Поэтому для тебя стало подлинным откровением, когда он повернулся в кольце твоих рук лицом к тебе, когда прижался губами где-то под подбородком. Выдохнул, словно собравшись нырнуть в ледяную воду.
— Сейчас? — Одно единственное слово, но с такой интонацией, что ты тут же и думать забыл о сне и усталости.
Перед глазами встало маревом видение из забытых снов, которые когда-то одолевали тебя, когда ты только получил высшее назначение на должность темного командора при университете. Ты грезил им — своим главным противником, соперником, занозой, которую было невозможно вытащить из пальца одним решительным рывком. Да и не хотелось вытаскивать, если быть откровенным до конца. Ты хотел завоевать его и знал, что обречен на поражение. Такая крепость не сдается даже после многолетней осады, такая крепость предпочтет спалить себя изнутри дотла, чем достаться на разграбление победителю. Ты бы не стал грабить, не стал калечить и лепить под себя. Ты бы, наверное, впервые за очень долго время, нашел бы способ любить и быть верным, впервые быть верным до конца, как у светлых. Да-да, все, как у них тут, на поверхности, положено. И все же, ты сдался даже не начав. Поставил крест и позволил ему задавать тон ваших отношений. Но светлый не знал ничего иного, кроме вечного противостояния с вашим народом. Поэтому он легко и приятно для себя нашел выход в сложившейся ситуации. Никаких, даже чисто деловых отношений. Вызов, дуэль, поединок до первой крови, вот и всё, что он готов был отвести для тебя в своей жизни. Ты смирился. И вот теперь все твое смирение полетело в клокочущую бездну чувств. Ты сам направился следом.

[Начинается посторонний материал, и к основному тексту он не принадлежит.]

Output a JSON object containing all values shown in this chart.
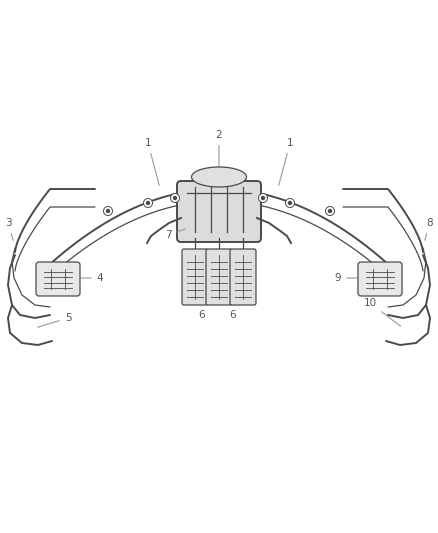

Он шептал, неправильно истолковав твое такое долгое молчание, шептал о том, что больше не может терпеть и о том, что завтра утром собственноручно тебя кастрирует, если ты продолжишь так над ним измываться, если заставишь и дальше унижаться в еще более откровенных признаниях. Ты улыбнулся в этот момент, глядя в блестящие в лунном свете глаза, зная, что без солнечного света, он видит в разы хуже, чем ты, тебе-то ночью, как раз, напротив, видеть и подмечать малейшие нюансы куда сподручнее. Ты улыбнулся ему и прошептал, вдавливая пальцы в обнаженную, гибкую, как хлыст, спину.
— Это не унижение...
— Да, что ты говоришь? — протянул светлый почти зло, но ты не услышал в его голосе подлинной ярости. Её там и не было.

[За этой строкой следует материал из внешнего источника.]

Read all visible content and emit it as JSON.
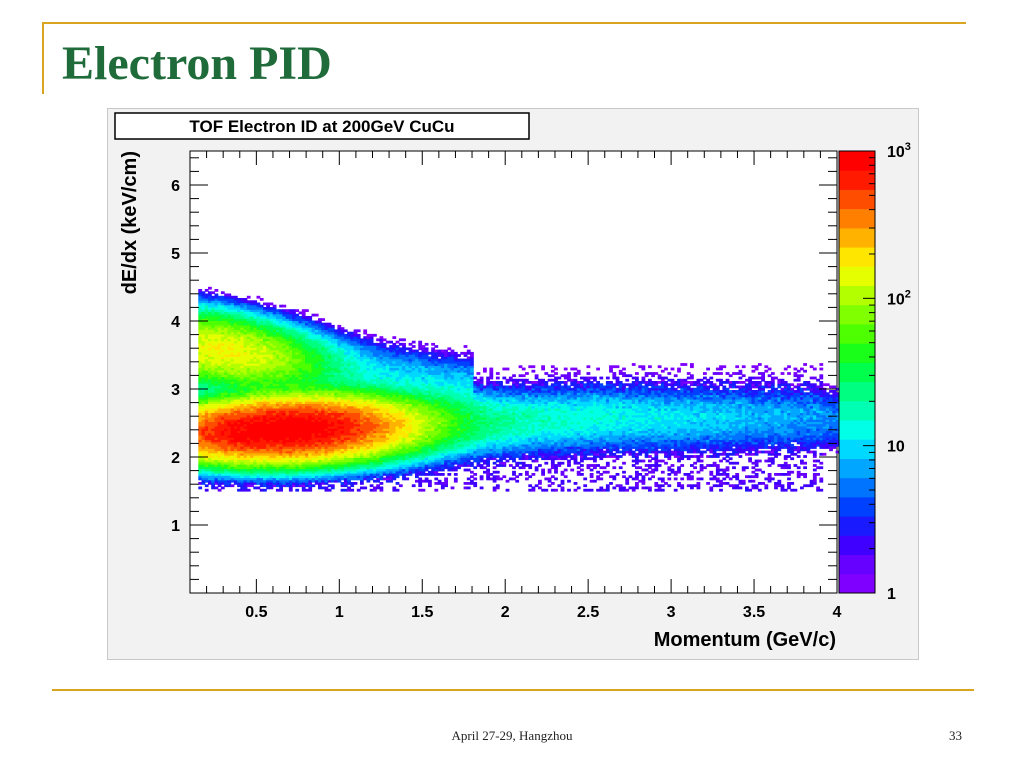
{
  "slide": {
    "title": "Electron PID",
    "footer": "April 27-29, Hangzhou",
    "page_number": "33"
  },
  "chart_data": {
    "type": "heatmap",
    "title": "TOF Electron ID at 200GeV CuCu",
    "xlabel": "Momentum (GeV/c)",
    "ylabel": "dE/dx (keV/cm)",
    "xlim": [
      0.1,
      4.0
    ],
    "ylim": [
      0,
      6.5
    ],
    "xticks": [
      {
        "value": 0.5,
        "label": "0.5"
      },
      {
        "value": 1,
        "label": "1"
      },
      {
        "value": 1.5,
        "label": "1.5"
      },
      {
        "value": 2,
        "label": "2"
      },
      {
        "value": 2.5,
        "label": "2.5"
      },
      {
        "value": 3,
        "label": "3"
      },
      {
        "value": 3.5,
        "label": "3.5"
      },
      {
        "value": 4,
        "label": "4"
      }
    ],
    "yticks": [
      {
        "value": 1,
        "label": "1"
      },
      {
        "value": 2,
        "label": "2"
      },
      {
        "value": 3,
        "label": "3"
      },
      {
        "value": 4,
        "label": "4"
      },
      {
        "value": 5,
        "label": "5"
      },
      {
        "value": 6,
        "label": "6"
      }
    ],
    "colorbar": {
      "scale": "log",
      "range": [
        1,
        1000
      ],
      "ticks": [
        {
          "value": 1,
          "base": "1",
          "exp": ""
        },
        {
          "value": 10,
          "base": "10",
          "exp": ""
        },
        {
          "value": 100,
          "base": "10",
          "exp": "2"
        },
        {
          "value": 1000,
          "base": "10",
          "exp": "3"
        }
      ],
      "colors": [
        "#7f00ff",
        "#6600ff",
        "#4000ff",
        "#1a1aff",
        "#0040ff",
        "#0073ff",
        "#00a6ff",
        "#00d9ff",
        "#00ffe6",
        "#00ffb3",
        "#00ff80",
        "#00ff4d",
        "#1aff1a",
        "#4dff00",
        "#80ff00",
        "#b3ff00",
        "#e6ff00",
        "#ffe600",
        "#ffb300",
        "#ff8000",
        "#ff4d00",
        "#ff1a00",
        "#ff0000"
      ]
    },
    "bands": [
      {
        "name": "electron",
        "x": [
          0.15,
          4.0
        ],
        "dedx_center": [
          2.35,
          2.55
        ],
        "peak_x": 0.65,
        "peak_counts": 1000
      },
      {
        "name": "pion",
        "x": [
          0.15,
          1.8
        ],
        "dedx_center": [
          3.6,
          3.05
        ],
        "peak_x": 0.3,
        "peak_counts": 150
      }
    ]
  }
}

Ты скинул с вас обоих одеяло, отшвырнул его в сторону. Прижался бедром к теплому боку светлого, тот выдохнул тихо и невнятно, так похоже на стон. Улыбаясь, ты опрокинул его на спину, навис над ним на руках. Он смотрел на тебя снизу глазами, полными невнятных, сребристых всполохов. Откуда серебро в нем, в огненном? Ты не знал. Но зрелище было чарующим. Сердце гулко билось в груди. Он прижал к ней руку, словно желал удостовериться, что ты так же взволнован происходящим, как он сам. Убедился. Чувствуя под пальцами ритмичны удары, улыбнулся в ответ. Ты наклонился, прижался к губам. Он выдохнул через нос и обнял тебя за плечи. Сегодня. Да! Да! Сегодня, вам никто не должен помешать. Кошкам вы отдали твою спальню. Почему кошкам? Да, потому что рыжий кот Барсима теперь повсюду таскался с черной кошкой одного из твоих парней. Все так легко. Просто невыносимо.
Поэтому сейчас, в плену смятых простыней и лунного света, окутавшего вас словно сетью, серебристой и невесомой, вы были только вдвоем. И уже ничто не могло остановить ни тебя, ни его.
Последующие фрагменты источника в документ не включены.